Ausgleich

The German term Ausgleich refers to the "compromise" of February 1867 that established the Dual Monarchy of Austria-Hungary. The compromise followed a series of failed constitutional reforms of the Habsburg Empire. Under the new arrangement the Magyar dominated government of Hungary gained near equal status to the "Austrian" government based in Vienna. The compromise was made under dire circumstances by the monarchy in an attempt to quiet internal dissent in the face of perceived aggression from Prussia, as well as internal agitation by the various nationalities of the Empire.
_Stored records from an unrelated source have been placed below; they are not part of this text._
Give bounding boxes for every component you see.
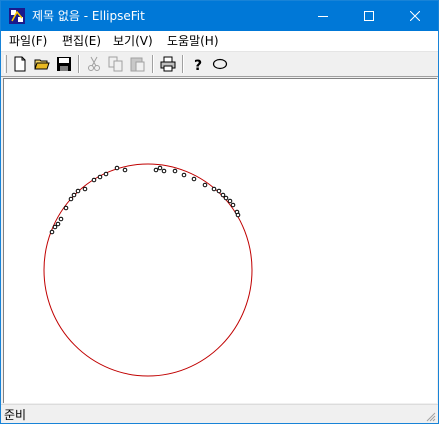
data-point xyxy=(114,165,120,171)
paste-icon xyxy=(130,57,145,72)
data-point xyxy=(172,168,178,174)
menu-edit[interactable]: 편집(E) xyxy=(62,34,101,48)
toolbar-separator xyxy=(182,55,184,73)
minimize-icon xyxy=(318,16,328,17)
maximize-icon xyxy=(364,11,374,21)
close-button[interactable] xyxy=(392,1,438,31)
resize-grip-icon[interactable] xyxy=(424,410,436,422)
app-icon xyxy=(9,8,25,24)
data-point xyxy=(230,202,236,208)
data-point xyxy=(97,174,103,180)
status-text: 준비 xyxy=(4,408,27,422)
cut-button[interactable] xyxy=(84,54,104,74)
data-point xyxy=(58,216,64,222)
data-point xyxy=(103,171,109,177)
help-button[interactable]: ? xyxy=(188,54,208,74)
data-point xyxy=(220,192,226,198)
data-point xyxy=(191,176,197,182)
maximize-button[interactable] xyxy=(346,1,392,31)
open-button[interactable] xyxy=(32,54,52,74)
data-point xyxy=(216,188,222,194)
data-point xyxy=(227,198,233,204)
title-bar[interactable]: 제목 없음 - EllipseFit xyxy=(1,1,438,31)
data-point xyxy=(153,167,159,173)
data-point xyxy=(181,172,187,178)
menu-bar: 파일(F) 편집(E) 보기(V) 도움말(H) xyxy=(1,31,438,52)
data-point xyxy=(91,177,97,183)
close-icon xyxy=(410,11,420,21)
minimize-button[interactable] xyxy=(300,1,346,31)
cut-icon xyxy=(88,56,100,71)
ellipse-canvas[interactable] xyxy=(4,79,437,403)
data-point xyxy=(49,229,55,235)
ellipse-icon xyxy=(212,58,228,70)
data-point xyxy=(52,224,58,230)
status-bar: 준비 xyxy=(1,404,438,423)
toolbar-separator xyxy=(78,55,80,73)
copy-button[interactable] xyxy=(106,54,126,74)
save-button[interactable] xyxy=(54,54,74,74)
new-file-button[interactable] xyxy=(10,54,30,74)
data-point xyxy=(63,205,69,211)
save-icon xyxy=(57,57,71,71)
toolbar-grip[interactable] xyxy=(4,55,7,73)
paste-button[interactable] xyxy=(128,54,148,74)
ellipse-fit-button[interactable] xyxy=(210,54,230,74)
svg-text:?: ? xyxy=(194,58,202,72)
data-point xyxy=(235,212,241,218)
data-point xyxy=(55,221,61,227)
toolbar: ? xyxy=(1,52,438,77)
new-file-icon xyxy=(14,56,26,72)
data-point xyxy=(75,188,81,194)
data-point xyxy=(161,168,167,174)
data-point xyxy=(211,186,217,192)
data-point xyxy=(68,196,74,202)
menu-file[interactable]: 파일(F) xyxy=(9,34,47,48)
open-folder-icon xyxy=(34,59,50,70)
data-point xyxy=(122,167,128,173)
data-point xyxy=(82,186,88,192)
data-point xyxy=(202,182,208,188)
window-title: 제목 없음 - EllipseFit xyxy=(32,9,145,23)
print-icon xyxy=(160,56,176,72)
data-point xyxy=(157,165,163,171)
menu-help[interactable]: 도움말(H) xyxy=(167,34,219,48)
data-point xyxy=(223,195,229,201)
data-point xyxy=(71,192,77,198)
print-button[interactable] xyxy=(158,54,178,74)
copy-icon xyxy=(108,56,123,72)
drawing-area[interactable] xyxy=(3,78,437,403)
menu-view[interactable]: 보기(V) xyxy=(113,34,153,48)
toolbar-separator xyxy=(152,55,154,73)
data-points xyxy=(49,165,241,235)
help-icon: ? xyxy=(194,58,202,72)
app-window: 제목 없음 - EllipseFit 파일(F) 편집(E) 보기(V) 도움말… xyxy=(0,0,439,424)
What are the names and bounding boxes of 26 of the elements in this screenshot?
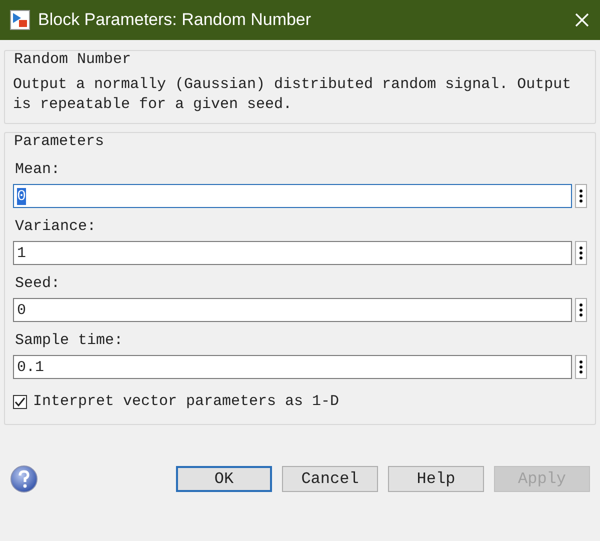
dialog-button[interactable]: Cancel [282,466,378,492]
checkbox-label: Interpret vector parameters as 1-D [33,393,340,410]
more-button[interactable] [575,241,587,265]
help-icon[interactable] [10,465,38,493]
dots-icon [579,360,583,374]
field-label: Mean: [15,161,62,178]
input-field[interactable]: 0 [13,298,572,322]
dots-icon [579,246,583,260]
close-icon[interactable] [574,12,590,28]
checkbox[interactable] [13,394,27,408]
dialog-button[interactable]: OK [176,466,272,492]
input-field[interactable]: 0.1 [13,355,572,379]
window-title: Block Parameters: Random Number [38,10,312,30]
dots-icon [579,189,583,203]
dots-icon [579,303,583,317]
description-text: Output a normally (Gaussian) distributed random signal. Output is repeatable for a given seed. [13,75,572,115]
field-label: Variance: [15,218,98,235]
more-button[interactable] [575,298,587,322]
more-button[interactable] [575,184,587,208]
input-field[interactable]: 1 [13,241,572,265]
field-label: Seed: [15,275,62,292]
field-label: Sample time: [15,332,124,349]
more-button[interactable] [575,355,587,379]
dialog-button[interactable]: Help [388,466,484,492]
input-field[interactable]: 0 [13,184,572,208]
block-icon [10,10,30,30]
Many in the Austrian half of the monarchy resented the new influence of the Magyar government. It is true that the Magyar government refused to allow any form of internal reform, which most Austrian saw as necessary. In order to protect their new influence that Magyar leadership pursued a policy that disenfranchised most of the nationalities of the Empire. The Magyars also blocked financing to modernize the army, since they feared its use against them (the army was primarily controlled by Vienna). The resulting political deadlock may have resulted in the fateful decision by the Austrian leadership to attack Serbia in July of 1914. It was felt by some, notably Conrad von Hötzendorf, the Chief of the General Staff of the Habsburg Army, that the only way to reform Austria-Hungary was through the annexation of foreign territory and populations to help balance the power of the Magyars.

The Dual Monarchy established by the Ausgleich lasted for 50 years after 1867, destroyed in 1918 by the fallout from World War I.